(Saturday, November 21)
“Zhamanak” comments on reports that President Serzh Sarkisian will give a rare televised interview in Armenia on the eve of the December 6 referendum on his constitutional amendments. The paper notes that Sarkisian most recently spoke to Armenian television in March 2013 and made statements that have mostly not proved right. “For instance, he stated that the [Russian-led] Eurasian Economic Union does not want Armenia to join it,” it says. “It emerged later on, however, that Serzh Sarkisian had to hastily decide to join it [in September 2013.]” Armenians should bear this in mind when they watch his next interview, concludes the paper.
“Zhoghovurd” finds it weird that Sarkisian has still not made any public statements in connection with the referendum initiated by him. The paper says while it is true that his calls for Armenians to vote for his amendments might actually backfire there needs to be a clear explanation for his non-involvement in the “Yes” campaign conducted by his Republican Party of Armenia (HHK).

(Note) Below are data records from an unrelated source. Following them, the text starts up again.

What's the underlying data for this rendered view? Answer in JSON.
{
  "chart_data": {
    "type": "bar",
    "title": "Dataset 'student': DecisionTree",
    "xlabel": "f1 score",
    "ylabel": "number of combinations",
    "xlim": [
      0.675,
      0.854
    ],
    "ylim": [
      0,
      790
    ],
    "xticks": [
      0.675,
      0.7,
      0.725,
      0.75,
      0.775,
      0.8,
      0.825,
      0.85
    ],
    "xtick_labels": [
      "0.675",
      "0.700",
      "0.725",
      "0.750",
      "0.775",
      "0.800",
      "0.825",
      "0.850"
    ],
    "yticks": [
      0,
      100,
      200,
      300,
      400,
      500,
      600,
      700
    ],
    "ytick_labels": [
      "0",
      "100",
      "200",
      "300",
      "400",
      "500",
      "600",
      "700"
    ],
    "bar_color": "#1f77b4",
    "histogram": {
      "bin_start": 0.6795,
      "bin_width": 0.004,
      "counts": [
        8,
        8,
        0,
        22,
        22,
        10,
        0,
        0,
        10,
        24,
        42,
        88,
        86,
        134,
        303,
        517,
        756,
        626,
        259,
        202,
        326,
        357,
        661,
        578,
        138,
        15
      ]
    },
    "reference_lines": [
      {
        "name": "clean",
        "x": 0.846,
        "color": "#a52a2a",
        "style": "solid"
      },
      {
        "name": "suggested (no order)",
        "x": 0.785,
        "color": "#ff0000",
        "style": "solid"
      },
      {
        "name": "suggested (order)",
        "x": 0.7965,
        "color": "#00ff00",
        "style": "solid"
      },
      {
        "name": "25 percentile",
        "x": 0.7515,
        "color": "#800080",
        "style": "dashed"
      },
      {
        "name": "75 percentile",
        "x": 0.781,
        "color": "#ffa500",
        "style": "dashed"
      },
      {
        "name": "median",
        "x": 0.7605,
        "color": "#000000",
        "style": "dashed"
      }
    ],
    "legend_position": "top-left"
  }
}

“Experience shows that the roof cause of continuing defeats suffered by our radical opposition is actions that are not commensurate with the existing political situation,” writs “Hayots Ashkhar.” The pro-presidential paper singles out radical opposition groups aligned in the New Armenia Public Salvation Front for criticism. It says their calls for a referendum boycott contradict their plans to launch a campaign of “civil disobedience” on December 1 aimed at toppling Sarkisian.
“One of the most serious problems, if not the most serious one, of Armenia’s political system is the absence of responsibility and loss of memory,” “168 Zham” writes in connection with former President Robert Kocharian’s periodical interviews in which he criticizes the current government. “People can hold senior positions for many years, carry out criminal acts or display inactivity during that period, then leave office and … make from time to time judgments about others’ shortcomings. Armenia’s second president, Robert Kocharian, is a vivid example of this phenomenon.” The paper says that although Kocharian’s statements are usually spot on, “he speaks of the kind of vicious phenomena that date back to his rule.”